L’air empoisonné, c’est parfois payant

  • 03 juin 2022
  • Greg Kanargelidis

C’est bien connu, les vêtements importés sont assujettis à des droits de douane élevés (18 %), sauf si une disposition d’exonération a pour effet de réduire ou d’éliminer ces droits. Cependant, les vêtements protecteurs spécifiques, comme les scaphandres et gants de protection conçus pour un « milieu nocif », peuvent être importés en franchise de droits.
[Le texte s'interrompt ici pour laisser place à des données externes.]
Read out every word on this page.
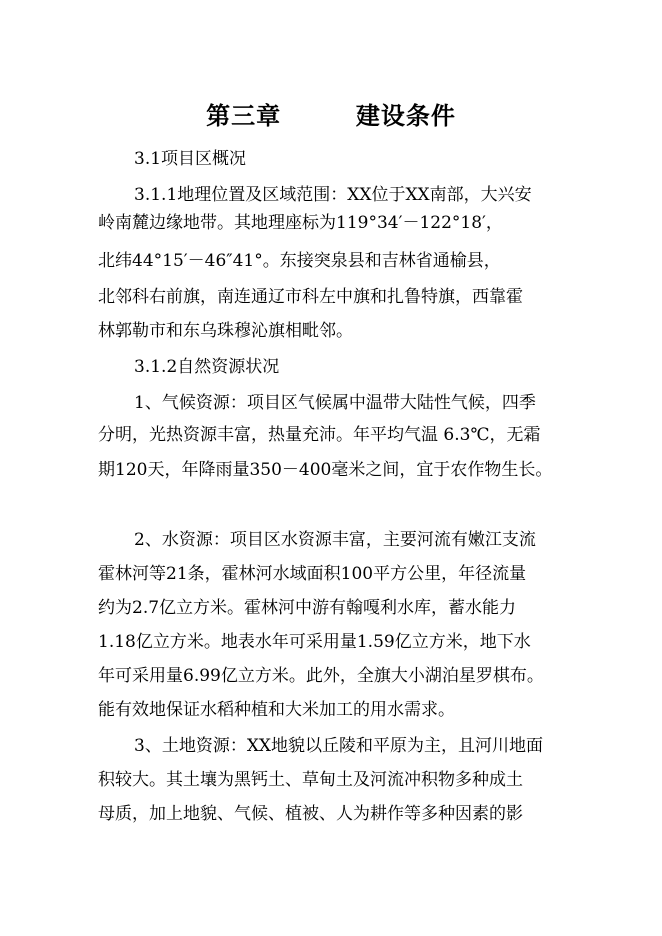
第三章        建设条件
3.1项目区概况
3.1.1地理位置及区域范围：XX位于XX南部，大兴安
岭南麓边缘地带。其地理座标为119°34′－122°18′，
北纬44°15′－46″41°。东接突泉县和吉林省通榆县，
北邻科右前旗，南连通辽市科左中旗和扎鲁特旗，西靠霍
林郭勒市和东乌珠穆沁旗相毗邻。
3.1.2自然资源状况
1、气候资源：项目区气候属中温带大陆性气候，四季
分明，光热资源丰富，热量充沛。年平均气温 6.3℃，无霜
期120天，年降雨量350－400毫米之间，宜于农作物生长。
2、水资源：项目区水资源丰富，主要河流有嫩江支流
霍林河等21条，霍林河水域面积100平方公里，年径流量
约为2.7亿立方米。霍林河中游有翰嘎利水库，蓄水能力
1.18亿立方米。地表水年可采用量1.59亿立方米，地下水
年可采用量6.99亿立方米。此外，全旗大小湖泊星罗棋布。
能有效地保证水稻种植和大米加工的用水需求。
3、土地资源：XX地貌以丘陵和平原为主，且河川地面
积较大。其土壤为黑钙土、草甸土及河流冲积物多种成土
母质，加上地貌、气候、植被、人为耕作等多种因素的影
Il semblerait donc que la nocivité soit avantageuse, du moins en ce qui concerne les droits de douane.

Au Canada, les tarifs douaniers s’appliquent à au moins 10 positions énumérées différentes désignées par la mention « devant être utilisées dans l’air empoisonné ». Quand le texte de classification du tarif contient cette mention, les « scaphandres de protection » et les « gants de protection » peuvent être importés en franchise de droits, tant qu’il est démontré que ces marchandises seront bel et bien utilisées « dans l’air empoisonné ».

Mais qu’est-ce que veut dire le terme « air empoisonné »? L’Agence des services frontaliers du Canada (« ASFC ») a tout récemment publié une version révisée du Mémorandum D10-15-26, qui porte sur les positions énumérées couvrant les « marchandises devant être utilisées dans l’air empoisonné ». Cette publication est utile, car elle résume les décisions du Tribunal canadien du commerce extérieur (TCCE), qui s’est penché sur la définition de cette expression.

D’après le Mémorandum de l’ASFC, le terme « empoisonné » signifie « dangereux, nuisible (vapeurs nocives); synonymes : empoisonné, mauvais, toxique, néfaste ». Le terme « air » est réputé signifier « l’air dans un lieu particulier, en particulier s’il est déplaisant ». Il est important de noter qu’en outre, le TCCE a jugé que le terme « air empoisonné » inclut non seulement « les milieux potentiellement mortels », mais aussi ceux « potentiellement dangereux pour la vie, nuisibles à la santé et/ou mortels ».

Selon les décisions du TCCE, la définition de l’expression « air empoisonné » s’applique entre autres aux milieux hospitaliers et aux cabinets dentaires. Par conséquent, les blouses de contagion que doivent parfois porter le personnel hospitalier et les visiteurs peuvent être importées en franchise de droits, car ce sont des marchandises devant être utilisées « dans l’air empoisonné ». Même chose pour certains gants utilisés en milieu hospitalier. Le TCCE a aussi conclu que les combinaisons portées pour le retrait de l’amiante étaient des marchandises devant être utilisées « dans l’air empoisonné ».

C’est d’abord une question de prouver l’utilisation finale, étant donné que le privilège d’importation en franchise de droits accordé pour ces marchandises représente une « exonération conditionnelle ». Autrement dit, il ne suffit pas que ces marchandises soient « conçues pour » ou « prévues pour » une utilisation dans l’air empoisonné; elles doivent être effectivement utilisées dans un tel environnement, et l’importateur doit pouvoir le prouver. Le type de preuve exigé n’est pas nécessairement fixe. Les factures et les certificats d’utilisation finale peuvent être acceptables dans certains cas.

Même si les dispositions d’exonération conditionnelle pour les utilisations « dans l’air empoisonné » sont plus générales qu’on pourrait le croire, elles ne s’appliqueraient pas aux marchandises qui ne sont pas utilisées dans l’air empoisonné. Par exemple, les mêmes vêtements ou gants jetables utilisés dans un spa ou un salon de manucure ne donneraient pas droit à l’importation en franchise de droits. Enfin, sont aussi exclus les « milieux un peu inconfortables ou les conditions mineures (p. ex. pluie, froid, boue, choc électrique mineur) ».


Greg Kanargelidis est un avocat spécialisé en droit des douanes et du commerce ayant sa pratique sous le nom de KANARGELIDIS Global Trade & Customs Law. Il est le président sortant de la Section de la taxe à la consommation, douanes et commerce de l’ABC.